MapReduce is often mistaken for Hadoop itself, but in fact it is Hadoop’s programming model (commonly in Java) for analytics on data in HDFS. To understand the conceptual foundations of MapReduce, imagine two relational database tables—one for bank accounts and the second for account transactions. To find the average transaction amount for each account, a user would “map” (or transform) the two original tables to a single dataset via a join.

Then all the individual transaction amounts with the same account number would be “reduced” (or aggregated) to a single amount via a “GROUP BY” clause. MapReduce allows users to apply precisely these same concepts to a large data set distributed across a cluster, but the operations can be quite slow as files are continually read and written.

Hive allows users to project a tabular structure on the data so they can eschew the MapReduce API in favor of a SQL-like abstraction called HiveQL. Anyone used to SQL staples like “CREATE TABLE,” “SELECT,” and “GROUP BY” will find HiveQL eases the transition to Hadoop. Familiar abstraction aside, Hive queries run as MapReduce jobs under the hood.

There are other notable components in Hadoop:

HBase. The Hadoop database and an example of the so-called NoSQL databases described in a previous column.

Zookeeper. A centralized service for coordinating activities among the machines in the cluster.

Hadoop Streaming.
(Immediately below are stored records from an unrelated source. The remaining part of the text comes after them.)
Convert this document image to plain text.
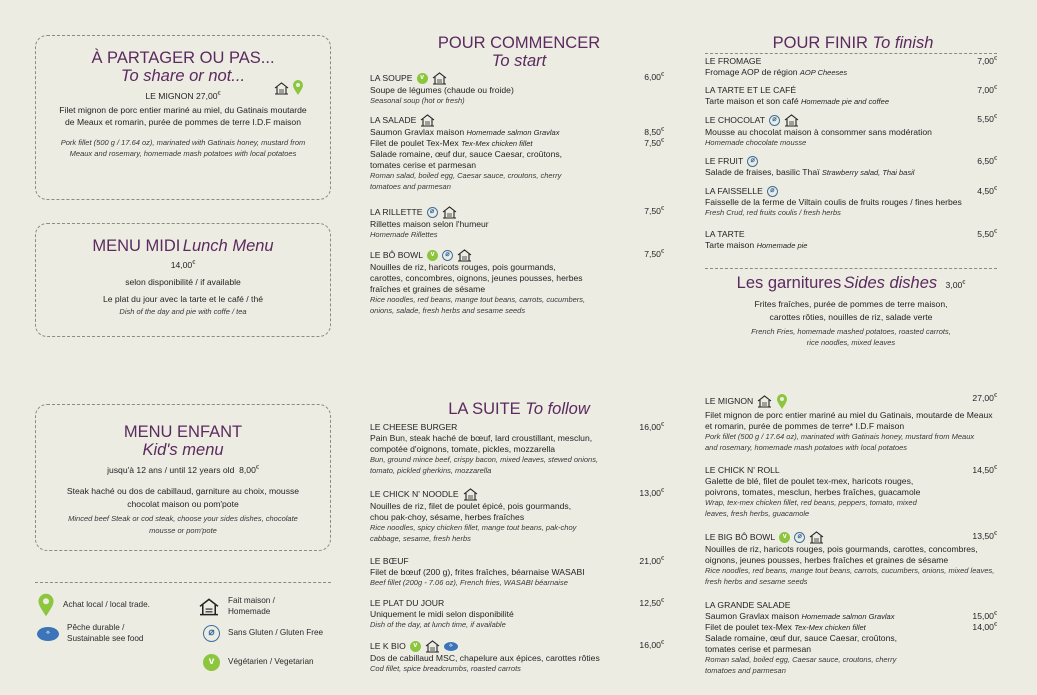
À PARTAGER OU PAS...
To share or not...
LE MIGNON 27,00€
Filet mignon de porc entier mariné au miel, du Gatinais moutarde de Meaux et romarin, purée de pommes de terre I.D.F maison
Pork fillet (500 g / 17.64 oz), marinated with Gatinais honey, mustard from Meaux and rosemary, homemade mash potatoes with local potatoes
MENU MIDI Lunch Menu
14,00€
selon disponibilité / if available
Le plat du jour avec la tarte et le café / thé
Dish of the day and pie with coffe / tea
MENU ENFANT
Kid's menu
jusqu'à 12 ans / until 12 years old 8,00€
Steak haché ou dos de cabillaud, garniture au choix, mousse chocolat maison ou pom'pote
Minced beef Steak or cod steak, choose your sides dishes, chocolate mousse or pom'pote
Achat local / local trade.	Fait maison / Homemade
⟡
Pêche durable / Sustainable see food	⌀	Sans Gluten / Gluten Free
v	Végétarien / Vegetarian
POUR COMMENCER
To start
LA SOUPE	v	6,00€
Soupe de légumes (chaude ou froide)
Seasonal soup (hot or fresh)
LA SALADE
Saumon Gravlax maison Homemade salmon Gravlax	8,50€
Filet de poulet Tex-Mex Tex-Mex chicken fillet	7,50€
Salade romaine, œuf dur, sauce Caesar, croûtons, tomates cerise et parmesan
Roman salad, boiled egg, Caesar sauce, croutons, cherry tomatoes and parmesan
LA RILLETTE	⌀	7,50€
Rillettes maison selon l'humeur
Homemade Rillettes
LE BÔ BOWL	v	⌀	7,50€
Nouilles de riz, haricots rouges, pois gourmands, carottes, concombres, oignons, jeunes pousses, herbes fraîches et graines de sésame
Rice noodles, red beans, mange tout beans, carrots, cucumbers, onions, salade, fresh herbs and sesame seeds
LA SUITE To follow
LE CHEESE BURGER	16,00€
Pain Bun, steak haché de bœuf, lard croustillant, mesclun, compotée d'oignons, tomate, pickles, mozzarella
Bun, ground mince beef, crispy bacon, mixed leaves, stewed onions, tomato, pickled gherkins, mozzarella
LE CHICK N' NOODLE	13,00€
Nouilles de riz, filet de poulet épicé, pois gourmands, chou pak-choy, sésame, herbes fraîches
Rice noodles, spicy chicken fillet, mange tout beans, pak-choy cabbage, sesame, fresh herbs
LE BŒUF	21,00€
Filet de bœuf (200 g), frites fraîches, béarnaise WASABI
Beef fillet (200g - 7.06 oz), French fries, WASABI béarnaise
LE PLAT DU JOUR	12,50€
Uniquement le midi selon disponibilité
Dish of the day, at lunch time, if available
LE K BIO	v	⟡	16,00€
Dos de cabillaud MSC, chapelure aux épices, carottes rôties
Cod fillet, spice breadcrumbs, roasted carrots
POUR FINIR To finish
LE FROMAGE	7,00€
Fromage AOP de région AOP Cheeses
LA TARTE ET LE CAFÉ	7,00€
Tarte maison et son café Homemade pie and coffee
LE CHOCOLAT	⌀	5,50€
Mousse au chocolat maison à consommer sans modération
Homemade chocolate mousse
LE FRUIT	⌀	6,50€
Salade de fraises, basilic Thaï Strawberry salad, Thai basil
LA FAISSELLE	⌀	4,50€
Faisselle de la ferme de Viltain coulis de fruits rouges / fines herbes
Fresh Crud, red fruits coulis / fresh herbs
LA TARTE	5,50€
Tarte maison Homemade pie
Les garnitures Sides dishes 3,00€
Frites fraîches, purée de pommes de terre maison, carottes rôties, nouilles de riz, salade verte
French Fries, homemade mashed potatoes, roasted carrots, rice noodles, mixed leaves
LE MIGNON	27,00€
Filet mignon de porc entier mariné au miel du Gatinais, moutarde de Meaux et romarin, purée de pommes de terre* I.D.F maison
Pork fillet (500 g / 17.64 oz), marinated with Gatinais honey, mustard from Meaux and rosemary, homemade mash potatoes with local potatoes
LE CHICK N' ROLL	14,50€
Galette de blé, filet de poulet tex-mex, haricots rouges, poivrons, tomates, mesclun, herbes fraîches, guacamole
Wrap, tex-mex chicken fillet, red beans, peppers, tomato, mixed leaves, fresh herbs, guacamole
LE BIG BÔ BOWL	v	⌀	13,50€
Nouilles de riz, haricots rouges, pois gourmands, carottes, concombres, oignons, jeunes pousses, herbes fraîches et graines de sésame
Rice noodles, red beans, mange tout beans, carrots, cucumbers, onions, mixed leaves, fresh herbs and sesame seeds
LA GRANDE SALADE
Saumon Gravlax maison Homemade salmon Gravlax	15,00€
Filet de poulet tex-Mex Tex-Mex chicken fillet	14,00€
Salade romaine, œuf dur, sauce Caesar, croûtons, tomates cerise et parmesan
Roman salad, boiled egg, Caesar sauce, croutons, cherry tomatoes and parmesan
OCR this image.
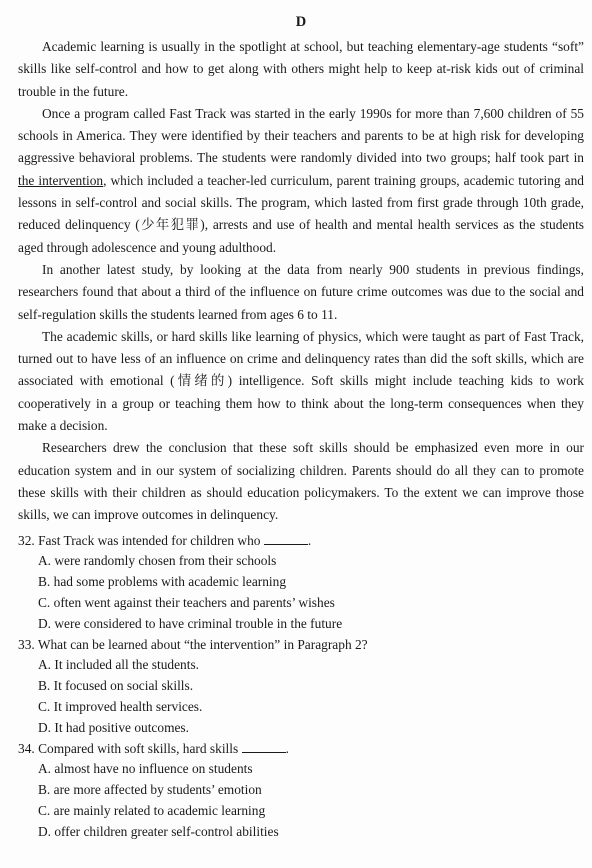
D

Academic learning is usually in the spotlight at school, but teaching elementary-age students “soft” skills like self-control and how to get along with others might help to keep at-risk kids out of criminal trouble in the future.

Once a program called Fast Track was started in the early 1990s for more than 7,600 children of 55 schools in America. They were identified by their teachers and parents to be at high risk for developing aggressive behavioral problems. The students were randomly divided into two groups; half took part in the intervention, which included a teacher-led curriculum, parent training groups, academic tutoring and lessons in self-control and social skills. The program, which lasted from first grade through 10th grade, reduced delinquency (少年犯罪), arrests and use of health and mental health services as the students aged through adolescence and young adulthood.

In another latest study, by looking at the data from nearly 900 students in previous findings, researchers found that about a third of the influence on future crime outcomes was due to the social and self-regulation skills the students learned from ages 6 to 11.

The academic skills, or hard skills like learning of physics, which were taught as part of Fast Track, turned out to have less of an influence on crime and delinquency rates than did the soft skills, which are associated with emotional (情绪的) intelligence. Soft skills might include teaching kids to work cooperatively in a group or teaching them how to think about the long-term consequences when they make a decision.

Researchers drew the conclusion that these soft skills should be emphasized even more in our education system and in our system of socializing children. Parents should do all they can to promote these skills with their children as should education policymakers. To the extent we can improve those skills, we can improve outcomes in delinquency.

32. Fast Track was intended for children who	.

A. were randomly chosen from their schools

B. had some problems with academic learning

C. often went against their teachers and parents’ wishes

D. were considered to have criminal trouble in the future

33. What can be learned about “the intervention” in Paragraph 2?

A. It included all the students.

B. It focused on social skills.

C. It improved health services.

D. It had positive outcomes.

34. Compared with soft skills, hard skills	.

A. almost have no influence on students

B. are more affected by students’ emotion

C. are mainly related to academic learning

D. offer children greater self-control abilities
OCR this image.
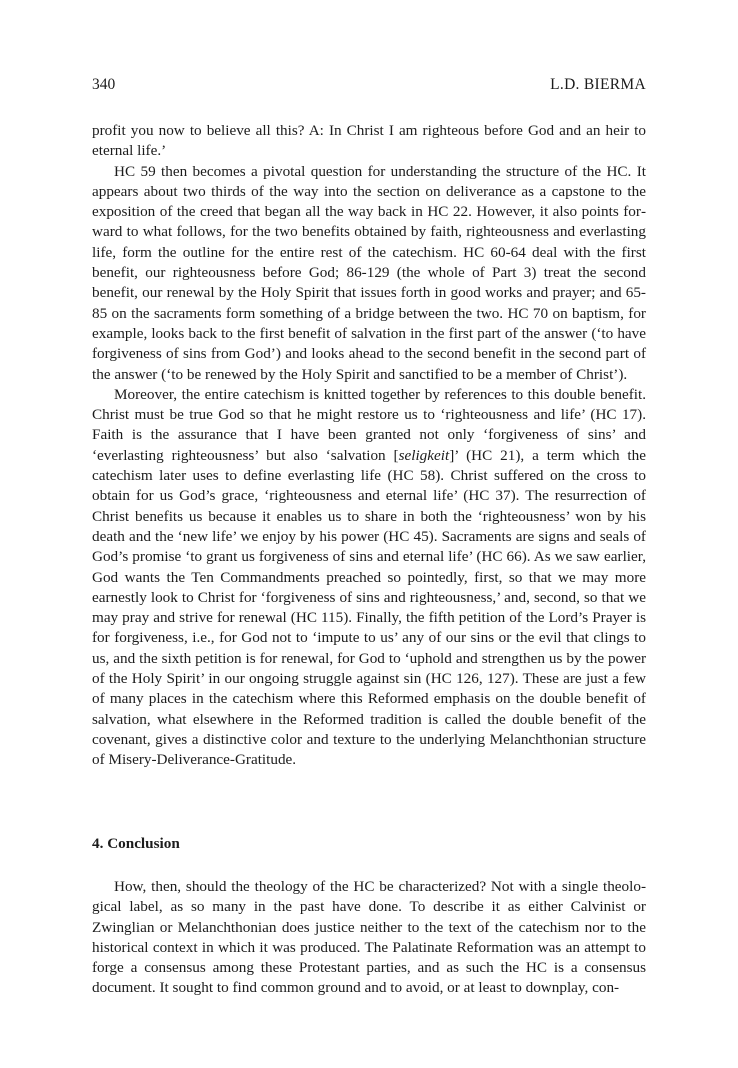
340	L.D. BIERMA

profit you now to believe all this? A: In Christ I am righteous before God and an heir to eternal life.’

HC 59 then becomes a pivotal question for understanding the structure of the HC. It appears about two thirds of the way into the section on deliverance as a capstone to the exposition of the creed that began all the way back in HC 22. However, it also points forward to what follows, for the two benefits obtained by faith, righteousness and everlasting life, form the outline for the entire rest of the catechism. HC 60-64 deal with the first benefit, our righteousness before God; 86-129 (the whole of Part 3) treat the second benefit, our renewal by the Holy Spirit that issues forth in good works and prayer; and 65-85 on the sacraments form something of a bridge between the two. HC 70 on baptism, for example, looks back to the first benefit of salvation in the first part of the answer (‘to have forgiveness of sins from God’) and looks ahead to the second benefit in the second part of the answer (‘to be renewed by the Holy Spirit and sanctified to be a member of Christ’).

Moreover, the entire catechism is knitted together by references to this double benefit. Christ must be true God so that he might restore us to ‘righteousness and life’ (HC 17). Faith is the assurance that I have been granted not only ‘forgiveness of sins’ and ‘everlasting righteousness’ but also ‘salvation [seligkeit]’ (HC 21), a term which the catechism later uses to define everlasting life (HC 58). Christ suffered on the cross to obtain for us God’s grace, ‘righteousness and eternal life’ (HC 37). The resurrection of Christ benefits us because it enables us to share in both the ‘righteousness’ won by his death and the ‘new life’ we enjoy by his power (HC 45). Sacraments are signs and seals of God’s promise ‘to grant us forgiveness of sins and eternal life’ (HC 66). As we saw earlier, God wants the Ten Commandments preached so pointedly, first, so that we may more earnestly look to Christ for ‘forgiveness of sins and righteousness,’ and, second, so that we may pray and strive for renewal (HC 115). Finally, the fifth petition of the Lord’s Prayer is for forgiveness, i.e., for God not to ‘impute to us’ any of our sins or the evil that clings to us, and the sixth petition is for renewal, for God to ‘uphold and strengthen us by the power of the Holy Spirit’ in our ongoing struggle against sin (HC 126, 127). These are just a few of many places in the catechism where this Reformed emphasis on the double benefit of salvation, what elsewhere in the Reformed tradition is called the double benefit of the covenant, gives a distinctive color and texture to the underlying Melanchthonian structure of Misery-Deliverance-Gratitude.

4. Conclusion

How, then, should the theology of the HC be characterized? Not with a single theological label, as so many in the past have done. To describe it as either Calvinist or Zwinglian or Melanchthonian does justice neither to the text of the catechism nor to the historical context in which it was produced. The Palatinate Reformation was an attempt to forge a consensus among these Protestant parties, and as such the HC is a consensus document. It sought to find common ground and to avoid, or at least to downplay, con-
A MapReduce API that lets developers use popular scripting languages (e.g. Ruby or Python).

Pig. An analytic abstraction similar to Hive but with a query syntax called Pig Latin (yes, seriously), which prefers a scripting pipeline approach to the SQL-like HiveQL.

Beyond Hadoop

As powerful as it is, many aspects of Hadoop remain too low-level, error-prone and slow for developers who need higher levels of abstraction. Cascading enables simpler and more testable workflows for multiple MapReduce jobs. Apache Spark lets developers treat data sets like simple lists and uses cluster memory to make jobs run faster. A companion project to Spark, Shark, similarly uses memory to make Hive queries run faster.

Apache Accumulo was originally built by the National Security Agency to supplement HBase with cell-level security. Numerous projects, including the analytics and visualization tool Lumify, are built on Accumulo.

In 2010, Google wrote a paper on Dremel, which facilitates fast queries on cloud-scale data. Dremel supports Google’s BigQuery product and has never been released, but Cloudera’s Impala and MapR’s Apache Drill are open-source implementations.

With network data (e.g. SIGINT or financial transactions) requiring graph analytics, MapReduce can be especially slow. A popular alternative programming model is Bulk-Synchronous Parallel (BSP), which abandons disk I/O for messages sent along the network. Apache Hama and Apache Giraph both use BSP to support graph analytics, and Titan is a graph database that uses HBase and other backends to store cloud-scale graphs.

While these tools excel with batch analytics, and what about analytics on data streaming from a feed like a message queue or Twitter? Apache Storm and Spark Streaming can help there.

All these tools leverage existing Hadoop artifacts like HDFS files and Hive queries. For example, I have written analytics with Spark against an existing HBase table.

Hopefully you can now assess Hadoop to see if it has a place in your enterprise. As for me, I am still trying to wrap my head around Zumba.